Transmission Cluster Analysis
Social network analysis of isolates meeting transmission cluster criteria (<15 core-genome SNPs) was merged with clinical and behavioral survey data. Nonsterile injection practices — particularly shared needles and syringes — were significantly associated with transmission clusters of injection drug use-related invasive staphylococcal infections, supporting the role of syringe sharing in spreading S. aureus among PWID.
Recurrent Infection Analysis
Among 48 PWID with recurrent infections who underwent whole-genome sequencing:
- Incomplete antibiotic therapy was associated with relapse with the same strain.
- Isolated bacteremia and ongoing injection drug use were associated with reinfection with unrelated strains.

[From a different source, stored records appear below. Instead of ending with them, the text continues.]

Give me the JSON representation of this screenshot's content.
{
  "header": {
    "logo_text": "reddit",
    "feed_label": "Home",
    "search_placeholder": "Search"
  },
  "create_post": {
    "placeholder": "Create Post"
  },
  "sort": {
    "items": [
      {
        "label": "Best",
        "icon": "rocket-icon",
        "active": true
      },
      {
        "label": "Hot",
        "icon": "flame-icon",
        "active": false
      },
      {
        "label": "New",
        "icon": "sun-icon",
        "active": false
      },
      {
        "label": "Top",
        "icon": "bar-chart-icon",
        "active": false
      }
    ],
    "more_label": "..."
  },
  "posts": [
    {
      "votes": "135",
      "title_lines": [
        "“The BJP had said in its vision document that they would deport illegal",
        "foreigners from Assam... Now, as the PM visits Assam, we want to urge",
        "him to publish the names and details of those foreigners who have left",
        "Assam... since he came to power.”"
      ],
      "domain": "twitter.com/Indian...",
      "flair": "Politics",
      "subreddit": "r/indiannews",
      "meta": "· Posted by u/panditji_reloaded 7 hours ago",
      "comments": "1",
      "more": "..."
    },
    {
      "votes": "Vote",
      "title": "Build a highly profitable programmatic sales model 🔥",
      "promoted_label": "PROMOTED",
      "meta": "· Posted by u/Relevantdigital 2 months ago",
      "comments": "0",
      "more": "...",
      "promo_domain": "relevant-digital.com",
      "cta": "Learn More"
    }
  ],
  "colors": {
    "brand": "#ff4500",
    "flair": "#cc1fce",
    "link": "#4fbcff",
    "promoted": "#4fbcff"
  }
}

- Antibiotic resistance did not accumulate even in relapsed cases; reinfections involved new sequence types unrelated to the index strain.
Chemokine and Metabolomic Analysis
Chemokine and metabolomic profiling of patient sera was performed alongside comparative genomic analysis of strains with prolonged bacteremia. While metabolomics did not clearly predict bacteremia duration or fatal outcomes, chemokine signatures differed significantly between PWID and matched controls. Many analytes found at lower levels in PWID are known to be required for clearance of S. aureus infection, which may help explain the prolonged bacteremia observed in this population.
Impact and Next Steps
These findings have direct implications for harm reduction policy and public health interventions targeting PWID, underscoring the importance of cleaning injection sites, avoiding shared drug use equipment, and comprehensive harm reduction education. Since the initial LLF funding period, this work has served as preliminary data for an R21 grant on the pathogenesis of xylazine-associated infections in PWID, which was awarded in July 2025. Manuscripts describing the results of this LLF project in detail are in preparation and expected to be submitted in early 2026.